When you see forms or hear sounds fully engaging the body and mind, you intuit dharma intimately unlike things and their reflections in the mirror and unlike the moon and Its reflection In the water. When one side is illuminated the other is dark.

The Nishijima version of that same passage reads

When we use the whole body and mind to look at forms and when we use the whole body and mind to listen to sounds, even though we are sensing them directly, it is not like a mirror’s reflection of an image and not like water and the moon. While we are experiencing one side we are blind to the other side.

What you realise looking at these passages is what a nightmare job a translator has, particularly with a Japanese text like this which is fundamentally more dynamic than English and which, at the time, also didn’t have any punctuation.  

There’s three parts to this passage, the first part [again from Tanahashi],

When you see forms or hear sounds fully engaging body and mind, you intuit dharma intimately. 

What Dogen is talking about here is Enlightenment experiences which people have had, not in zazen but after zazen.

The reference to seeing forms is the famous story about Master Lingyun becoming enlightened upon seeing Peach blossoms. The reference to hearing sounds is an equally famous story where a monk was enlightened on hearing a pebble strike bamboo. 

The way that Tanahashi renders this next part, you intuit Dharma intimately, is a prime example of the translator’s dilemma: necessarily dualistic language is being used to try and convey a non-dualistic experience. The experience of hearing form with the whole body and mind is just very difficult to convey in words. It’s as if a monk sees these Peach blossoms not as an object in the world, not as him seeing these Peach blossoms, but rather that he sees them in their complete aliveness which is also the aliveness of the whole universe of which he’s an alive part.

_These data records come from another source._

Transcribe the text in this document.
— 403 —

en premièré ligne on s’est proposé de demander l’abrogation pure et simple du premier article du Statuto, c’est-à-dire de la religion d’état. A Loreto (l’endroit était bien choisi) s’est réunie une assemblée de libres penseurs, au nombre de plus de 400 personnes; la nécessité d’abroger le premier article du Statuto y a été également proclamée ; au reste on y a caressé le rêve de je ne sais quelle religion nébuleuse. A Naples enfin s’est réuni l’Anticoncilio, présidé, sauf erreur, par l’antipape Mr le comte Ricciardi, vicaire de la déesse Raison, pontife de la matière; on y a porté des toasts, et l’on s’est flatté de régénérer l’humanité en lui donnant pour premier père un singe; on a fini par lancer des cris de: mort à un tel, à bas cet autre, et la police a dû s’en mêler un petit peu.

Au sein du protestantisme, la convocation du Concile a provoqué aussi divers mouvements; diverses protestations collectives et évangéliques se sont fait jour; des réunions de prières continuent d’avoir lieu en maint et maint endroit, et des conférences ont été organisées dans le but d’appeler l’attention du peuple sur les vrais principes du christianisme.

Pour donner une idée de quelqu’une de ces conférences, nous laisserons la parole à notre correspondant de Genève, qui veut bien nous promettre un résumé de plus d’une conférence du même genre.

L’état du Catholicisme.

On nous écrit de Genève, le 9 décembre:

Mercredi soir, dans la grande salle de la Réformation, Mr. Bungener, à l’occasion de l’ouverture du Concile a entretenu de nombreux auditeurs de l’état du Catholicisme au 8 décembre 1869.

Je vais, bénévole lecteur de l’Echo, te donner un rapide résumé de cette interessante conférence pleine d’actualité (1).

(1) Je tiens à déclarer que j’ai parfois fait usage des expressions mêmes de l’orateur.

It’s very dynamic. It’s not subject and object, it’s not dualistic, but it’s not undifferentiated either. It’s not that the particularities of that experience disappear, but rather that they’re experienced differently.

This is a very common theme in the enlightenment stories. People don’t have their Enlightenment experience when they’re doing zazen.They have their Enlightenment experiences when they’re fully immersed in zazen, when they’re soaked through with zazen, and when they come out of the Dojo and back into the world, the world floods them—that’s the enlightenment experience. Implicitly Dogen is saying that that’s the attitude that we should also have when we’re practising zazen. 

The second part of this passage is the contrast. He says in contrast that to fully engage body and mind is unlike things and their reflection in the mirror and unlike the moon and Its reflection in the water.  These are two very well-known images in Buddhism;  the idea that meditation is about calming the mind. If there’s a reflection in a clear bright mirror [ie clear of the dust of thought and emotion], that reflection shows itself exactly. And likewise, if the water of the mind is still, the Moon is reflected undistortedly. 

That’s a very standard idea of what meditation is, but Dogen’s saying that’s not zazen.  It’s not zazen for the reason stated in the last part which says when one side is illuminated, the other side is dark.

With the lack of punctuation the translators just chop this up into sentences in a way that makes sense to them but which isn’t unchallengeable.

It’s not clear if this reference to one part being illuminated and the other part being dark is referring to the first part, the fully engaged Body Mind, or the second. 

A lot of people think that it’s to the first, but the [ perhaps too] obvious interpretation is to say that it’s the second. The reason is that it just makes immediate sense. I’m facing the mirror of this computer screen. My face is illuminated and the back of my head is dark. The Moon is reflected in the water. The side of the moon that we see is illuminated and the other side is dark.

But the critical question is this: what does it mean to say that it’s dark?

If it refers to the second part, what I think that means is that the duality which is implicit in the second part isn’t immediately obvious. It’s ‘dark’. If meditation is about calming my mind that’s dualistic. If there is a  second [as it were] person who appears,  like a silent, imperturbable witness, that’s dualistic too. And Dogen is saying that’s not what our practice is about.

So I think it does refer to the second part. But it could also refer to the first.

But if you apply it to the first part, what you tend to get is an idea that when you fully experience something with  the whole body and mind, what is illuminated is the dharmadhatu and what is dark is particularity. It vanishes.

And that’s a very unfortunate interpretation, because it assumes that seeing things with the whole body and mind is a mystical experience. But it’s not a mystical experience, it’s a real experience. It’s the way that we actually are when we’re sitting. So people trying to find that mystical experience miss their lives and miss the miracle of zazen.

Yet there’s another way to understand ‘dark’. Just as in darkness particular things cannot be seen and so, in a sense, everything is whole, when we fully experience with our whole body and mind, it is not that particularity vanishes, that it’s literally ‘dark’, but it’s no longer experienced as separate.